Ottawa veut alléger son système d’aide étrangère pour le rendre plus efficace

OTTAWA — Affaires mondiales Canada réformera son système de financement des initiatives d’aide étrangère afin d’approuver des demandes de financement plus rapidement et d’éliminer les multiples couches de formalités administratives, un irritant soulevé par plusieurs organismes.

Des organismes de bienfaisance affirment que le système d’aide internationale du Canada est notoirement lourd. Le système fournit plus de 6,5 milliards de dollars par an en aide au développement dans tous les domaines, de l’éducation et l’adaptation au changement climatique jusqu’à l’égalité des sexes, en plus du financement humanitaire pour les crises émergentes.

«(Les gestionnaires d’Affaires mondiales Canada) savent qu’ils ont été réticents à prendre des risques. Ils savent que les systèmes sont obsolètes. Ils savent que le fardeau administratif… est trop élevé», a déclaré Shannon Kindornay, cheffe des opérations de Coopération Canada, qui représente plus de 95 organisations non gouvernementales à but non lucratif. 

La refonte, appelée « Initiative de transformation des subventions et des contributions », comprend la mise à jour de la façon dont le personnel d’Affaires mondiales Canada évalue les demandes de financement des groupes d’aide canadiens et étrangers, ainsi que les exigences en matière de rapports qu’Ottawa inclut pour faire le suivi des résultats.

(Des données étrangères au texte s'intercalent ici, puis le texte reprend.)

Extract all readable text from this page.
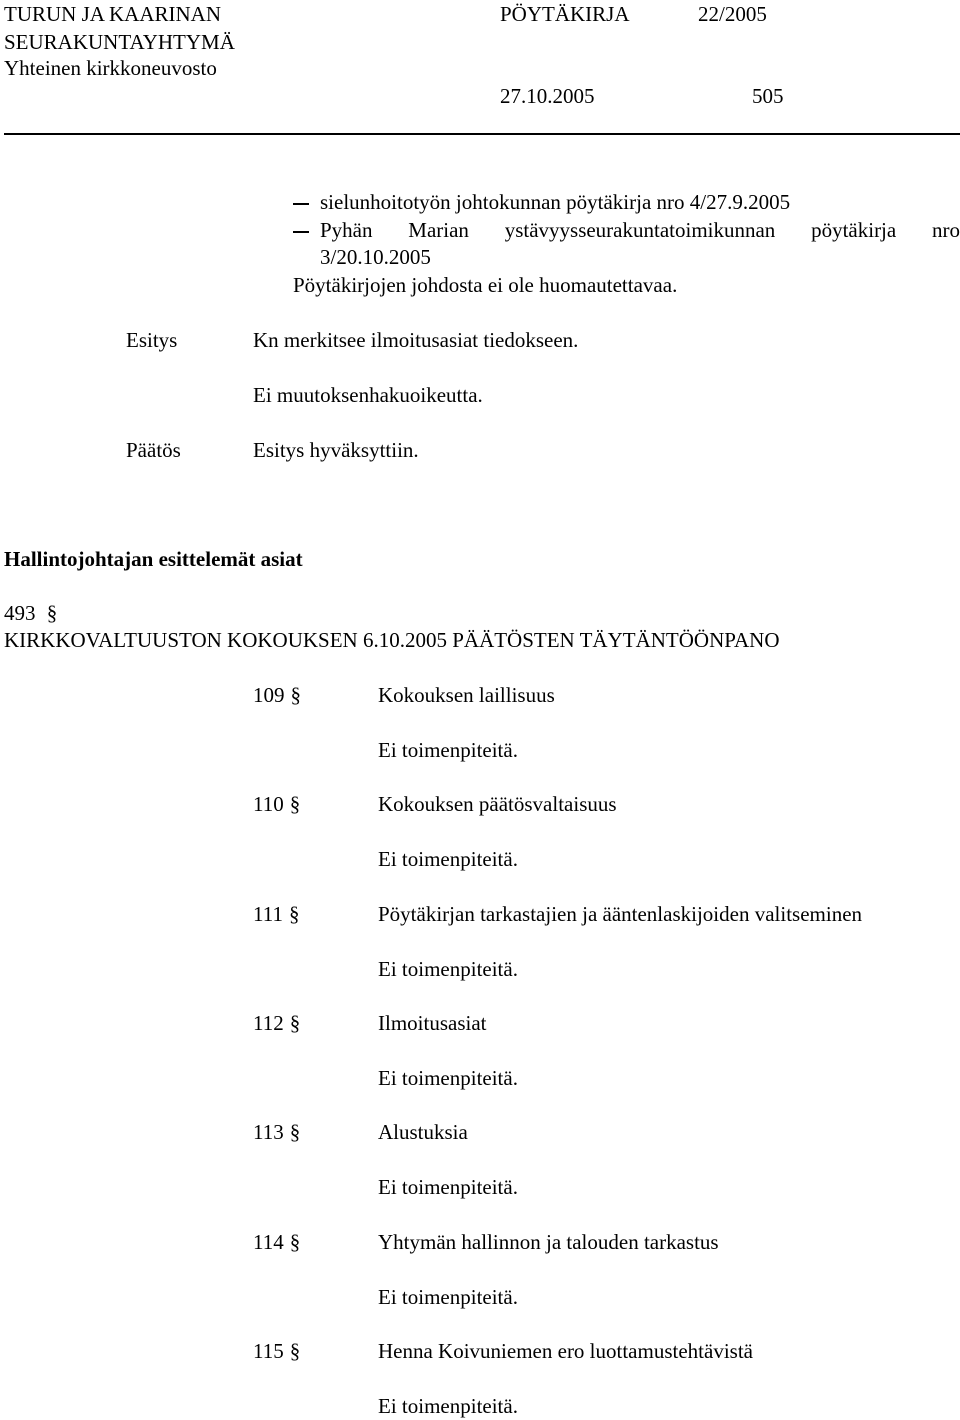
TURUN JA KAARINAN
SEURAKUNTAYHTYMÄ
Yhteinen kirkkoneuvosto
PÖYTÄKIRJA	22/2005
27.10.2005	505
sielunhoitotyön johtokunnan pöytäkirja nro 4/27.9.2005
Pyhän Marian ystävyysseurakuntatoimikunnan pöytäkirja nro
3/20.10.2005
Pöytäkirjojen johdosta ei ole huomautettavaa.
Esitys	Kn merkitsee ilmoitusasiat tiedokseen.
Ei muutoksenhakuoikeutta.
Päätös	Esitys hyväksyttiin.
Hallintojohtajan esittelemät asiat
493 §
KIRKKOVALTUUSTON KOKOUKSEN 6.10.2005 PÄÄTÖSTEN TÄYTÄNTÖÖNPANO
109 §	Kokouksen laillisuus
Ei toimenpiteitä.
110 §	Kokouksen päätösvaltaisuus
Ei toimenpiteitä.
111 §	Pöytäkirjan tarkastajien ja ääntenlaskijoiden valitseminen
Ei toimenpiteitä.
112 §	Ilmoitusasiat
Ei toimenpiteitä.
113 §	Alustuksia
Ei toimenpiteitä.
114 §	Yhtymän hallinnon ja talouden tarkastus
Ei toimenpiteitä.
115 §	Henna Koivuniemen ero luottamustehtävistä
Ei toimenpiteitä.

« L'(initiative de transformation des subventions et des contributions) est un aspect important de l’initiative sur l’avenir de la diplomatie (du ministère), dont les objectifs sont de développer une nouvelle expertise en matière de politiques tout en investissant dans de nouveaux outils et systèmes, et en garantissant les investissements les plus innovants et les plus efficaces possible pour les années à venir », a déclaré Geneviève Tremblay, porte-parole d’Affaires mondiales Canada.

Cauchemar bureaucratique

Les groupes travaillant dans le secteur affirment que le système actuel est souvent un cauchemar bureaucratique, Ottawa donnant de vagues instructions pour accéder au financement, puis mettant à jour les formulaires de déclaration et les exigences à plusieurs reprises au cours d’un projet.

Mme Kindornay affirme que la paperasse découle en partie d’une culture qui a commencé sous l’ancien gouvernement conservateur, où les bureaucrates préféraient éviter toute situation qui pourrait mener à des reportages peu flatteurs suggérant que l’aide étrangère est utilisée à mauvais escient.

Le directeur canadien de Save the Children affirme que même les grandes organisations caritatives de longue date ont du mal à faire face à la paperasse d’Ottawa. «C’est un système complexe et il existe des processus et des attentes différents selon les bureaux», a déploré Danny Glenwright.

«Si une organisation comme la nôtre a des difficultés et des défis pour s’y retrouver, je pense que les partenaires locaux, les petites équipes dans les pays avec lesquels nous voulons travailler — ce qui est essentiel pour être aussi efficace que possible avec l’aide étrangère — ont certainement du mal (à s’y retrouver)», a-t-il poursuivi.

Plus de discrétion demandée

M. Glenwright a participé en juin dernier à un événement qu’Affaires mondiales Canada a qualifié de « hackathon de l’appétit pour le risque », une expression non conventionnelle pour un ministère fortement imprégné de protocole et de paperasse. Il a décrit l’événement comme une discussion de grande envergure sur la meilleure façon dont le Canada peut utiliser au mieux ses dollars de développement pour cimenter un véritable changement impulsé par les gens sur le terrain.

Il faisait partie des groupes qui ont exhorté le gouvernement fédéral à donner plus de discrétion aux organismes de bienfaisance sur la façon dont ils utilisent les fonds, puisqu’ils sont limités dans la manière dont ceux-ci sont partagés avec des partenaires étrangers qui n’ont pas de statut officiel d’organisme de bienfaisance au Canada.

Mme Kindornay a souligné qu’Affaires mondiales Canada finance des organisations étrangères qui couvrent toute la gamme des organisations caritatives et organisations mondiales qui opèrent depuis des décennies dans un seul pays, jusqu’aux petits groupes populaires opérant sous des dictatures.

Le financement humanitaire dans des régimes autoritaires peut impliquer «des porte-documents d’argent envoyés par-delà la frontière à une organisation de défense des droits des femmes», a-t-elle déclaré, ce qui rend difficile la remise à Ottawa de reçus montrant comment l’argent a été dépensé.

«En particulier dans certains pays où la sûreté et la sécurité constituent un risque, demander à quelqu’un de conserver un reçu de taxi prouvant qu’il est allé quelque part peut constituer un danger réel pour cette personne», a expliqué Mme Kindornay.

Le ministre du Développement international, Ahmed Hussen, n’a pas donné suite à une demande d’entrevue.